I walked inside a small office and found Dr. Michael Carter, a very professorial-looking Oxford man, who appeared a little frantic to put it mildly. He really didn't even acknowledge me and then I told him I was looking for a job - he stopped in his tracks. He asked me a few questions about my experience and then abruptly questioned, "what did you study in university?" My heart sank because I thought, "well, here is the moment that my atypical major is NOT going to help me". I replied, "Linguistics". He said, "Me too, you are hired". I was dumbstruck. I had walked to NYU and gotten a job on the spot!

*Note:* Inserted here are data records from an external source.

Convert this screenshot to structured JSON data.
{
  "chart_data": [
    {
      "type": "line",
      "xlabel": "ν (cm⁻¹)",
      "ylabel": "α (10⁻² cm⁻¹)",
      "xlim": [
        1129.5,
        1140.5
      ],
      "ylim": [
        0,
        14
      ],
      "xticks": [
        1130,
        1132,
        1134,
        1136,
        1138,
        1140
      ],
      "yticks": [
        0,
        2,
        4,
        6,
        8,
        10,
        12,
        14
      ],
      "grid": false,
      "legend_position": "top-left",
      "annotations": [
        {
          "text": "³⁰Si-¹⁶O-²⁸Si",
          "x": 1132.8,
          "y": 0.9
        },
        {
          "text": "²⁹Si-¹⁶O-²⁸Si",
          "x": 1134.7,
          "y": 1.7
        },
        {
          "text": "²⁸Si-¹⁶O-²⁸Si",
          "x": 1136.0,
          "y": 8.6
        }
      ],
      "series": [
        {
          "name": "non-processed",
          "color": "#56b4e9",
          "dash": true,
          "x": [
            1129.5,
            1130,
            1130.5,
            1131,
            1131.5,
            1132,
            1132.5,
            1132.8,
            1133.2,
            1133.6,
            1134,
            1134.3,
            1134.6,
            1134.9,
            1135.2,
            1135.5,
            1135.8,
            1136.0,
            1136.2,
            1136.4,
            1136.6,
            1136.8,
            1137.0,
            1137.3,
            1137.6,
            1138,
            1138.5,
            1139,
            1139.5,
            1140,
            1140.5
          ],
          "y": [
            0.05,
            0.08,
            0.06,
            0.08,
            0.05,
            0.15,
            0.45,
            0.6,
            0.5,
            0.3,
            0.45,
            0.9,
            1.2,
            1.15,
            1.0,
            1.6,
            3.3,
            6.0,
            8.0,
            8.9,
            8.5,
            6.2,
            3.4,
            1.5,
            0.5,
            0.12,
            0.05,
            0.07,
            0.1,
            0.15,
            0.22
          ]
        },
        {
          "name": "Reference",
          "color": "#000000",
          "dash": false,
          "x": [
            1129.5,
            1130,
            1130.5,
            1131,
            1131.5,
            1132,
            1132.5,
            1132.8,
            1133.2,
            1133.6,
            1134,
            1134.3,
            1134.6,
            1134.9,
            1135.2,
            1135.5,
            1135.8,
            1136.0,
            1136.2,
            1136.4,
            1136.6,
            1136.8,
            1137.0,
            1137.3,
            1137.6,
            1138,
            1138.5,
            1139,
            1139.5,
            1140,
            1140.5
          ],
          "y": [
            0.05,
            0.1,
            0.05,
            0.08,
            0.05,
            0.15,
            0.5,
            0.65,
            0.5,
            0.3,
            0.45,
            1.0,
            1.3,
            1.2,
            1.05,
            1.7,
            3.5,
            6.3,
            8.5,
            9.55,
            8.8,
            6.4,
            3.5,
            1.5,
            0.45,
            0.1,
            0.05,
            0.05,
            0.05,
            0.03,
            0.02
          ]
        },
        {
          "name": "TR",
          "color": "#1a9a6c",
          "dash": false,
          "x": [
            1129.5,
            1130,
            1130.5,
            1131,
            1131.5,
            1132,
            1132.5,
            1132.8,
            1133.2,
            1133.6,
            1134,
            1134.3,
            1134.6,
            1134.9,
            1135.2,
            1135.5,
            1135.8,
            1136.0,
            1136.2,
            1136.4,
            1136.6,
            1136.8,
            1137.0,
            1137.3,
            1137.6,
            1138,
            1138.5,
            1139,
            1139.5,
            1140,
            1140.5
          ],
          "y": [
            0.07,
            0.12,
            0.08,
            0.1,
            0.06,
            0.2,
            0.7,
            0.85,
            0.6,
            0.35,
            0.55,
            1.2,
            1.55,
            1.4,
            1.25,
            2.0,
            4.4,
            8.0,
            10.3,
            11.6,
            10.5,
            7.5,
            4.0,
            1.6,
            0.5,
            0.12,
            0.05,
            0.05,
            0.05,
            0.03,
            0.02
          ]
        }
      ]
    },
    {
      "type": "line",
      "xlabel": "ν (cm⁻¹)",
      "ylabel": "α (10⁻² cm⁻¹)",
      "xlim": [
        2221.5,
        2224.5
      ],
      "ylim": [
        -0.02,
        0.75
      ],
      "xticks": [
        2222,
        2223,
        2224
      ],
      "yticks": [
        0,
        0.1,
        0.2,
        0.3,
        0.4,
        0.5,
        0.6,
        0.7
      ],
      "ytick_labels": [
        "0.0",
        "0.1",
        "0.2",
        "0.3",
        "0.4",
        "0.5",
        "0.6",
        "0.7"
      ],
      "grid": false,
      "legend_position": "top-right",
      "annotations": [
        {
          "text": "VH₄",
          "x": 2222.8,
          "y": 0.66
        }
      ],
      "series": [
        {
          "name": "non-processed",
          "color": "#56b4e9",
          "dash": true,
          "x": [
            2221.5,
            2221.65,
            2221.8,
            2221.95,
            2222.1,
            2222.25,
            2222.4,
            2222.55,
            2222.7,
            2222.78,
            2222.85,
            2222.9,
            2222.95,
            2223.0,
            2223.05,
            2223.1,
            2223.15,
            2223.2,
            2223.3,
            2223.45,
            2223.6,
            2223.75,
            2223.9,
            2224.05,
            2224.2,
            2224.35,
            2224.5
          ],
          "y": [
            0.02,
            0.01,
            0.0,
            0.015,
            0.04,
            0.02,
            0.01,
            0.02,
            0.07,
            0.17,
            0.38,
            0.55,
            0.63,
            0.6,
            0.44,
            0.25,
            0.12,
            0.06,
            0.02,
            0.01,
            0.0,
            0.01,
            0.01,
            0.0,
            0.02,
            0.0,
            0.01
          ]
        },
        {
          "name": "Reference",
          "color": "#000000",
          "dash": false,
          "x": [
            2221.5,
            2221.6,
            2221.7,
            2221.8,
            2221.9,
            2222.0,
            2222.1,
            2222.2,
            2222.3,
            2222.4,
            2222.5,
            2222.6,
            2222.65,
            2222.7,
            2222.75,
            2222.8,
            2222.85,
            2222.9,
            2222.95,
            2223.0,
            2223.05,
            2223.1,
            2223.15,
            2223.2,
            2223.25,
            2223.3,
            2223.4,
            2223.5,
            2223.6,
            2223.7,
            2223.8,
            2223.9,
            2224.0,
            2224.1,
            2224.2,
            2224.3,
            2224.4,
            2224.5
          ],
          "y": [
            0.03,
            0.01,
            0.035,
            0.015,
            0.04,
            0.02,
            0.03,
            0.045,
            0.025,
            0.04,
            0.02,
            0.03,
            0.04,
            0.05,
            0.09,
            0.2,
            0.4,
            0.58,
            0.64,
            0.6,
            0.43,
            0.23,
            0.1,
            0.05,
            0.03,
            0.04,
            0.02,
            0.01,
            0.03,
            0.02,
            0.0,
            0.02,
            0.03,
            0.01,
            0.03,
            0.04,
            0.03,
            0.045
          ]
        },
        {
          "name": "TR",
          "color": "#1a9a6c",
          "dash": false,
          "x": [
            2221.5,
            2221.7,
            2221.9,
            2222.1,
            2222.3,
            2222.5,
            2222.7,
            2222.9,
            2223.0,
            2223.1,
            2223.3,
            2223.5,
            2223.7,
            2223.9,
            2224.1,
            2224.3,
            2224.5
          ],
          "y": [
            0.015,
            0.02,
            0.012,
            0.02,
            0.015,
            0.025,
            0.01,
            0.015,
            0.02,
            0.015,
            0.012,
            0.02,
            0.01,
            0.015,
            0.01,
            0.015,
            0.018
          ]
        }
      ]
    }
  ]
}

Mike sent me off to "Personnel" (the precursor to HR as oldsters recall) to meet "Liz", the director there. She immediately told me "sorry, you can't really be hired that way, there is a process". I was not ready to give up, so I had her call Mike. Mike apparently told her he needed someone IMMEDIATELY and said "make it happen". Liz was adamant. Mike then called the Dean of the College of Arts and Sciences, who subsequently called Liz and - I was hired. Liz, in fact, became a good friend in my time at NYU. I cannot fault her for following the rules, or at least trying to. The bane of my next two jobs at the university was getting the professors to follow any kind of process. She was an excellent mentor when it came time for me to hire secretaries during my administrative tenure in Near Eastern Languages and Literatures and later in the Sociology Department.


The year and a half I worked in NELL I learned an amazing amount about office management, university politics, and the Middle East. At the time, I thought all that cultural knowledge was "jeopardy-useful". Little did I know that 25 years later I would be working in Saudi Arabia and Iraq, drawing a LOT from that early experience! In addition, during that time I came to know the Director of the Center for Near Eastern Studies, Dr. Piotr Chelkowski, who became a friend. I visited him and his wife in Venice when he was a visiting scholar there several years years later. In the days following 911 when we lost access to our apartment for 11 days, we slept on his living room sofa in Silver Towers, part of the faculty housing at NYU.


Things really do happen for a reason, I think. Some experiences continue to reverberate throughout our lives.


NB: The photo is of the lobby of the building. Piotr loved the lobby and adjacent Near Eastern Library which incorporated leftover parts of a medieval Damascene House, the bulk of which is displayed in the Metropolitan Museum of Art (donated by the Kevorkians). The exterior of the Kevorkian Center, as Piotr quipped, "looked like a leftover of the Maginot Line". The interior, however, was one of the finest in all of the university and it was where the Department and the Center threw their many parties. On my insistence, those parties were all catered by the nearby (and now defunct), Balducci's. My catering became legend. Those were some good times.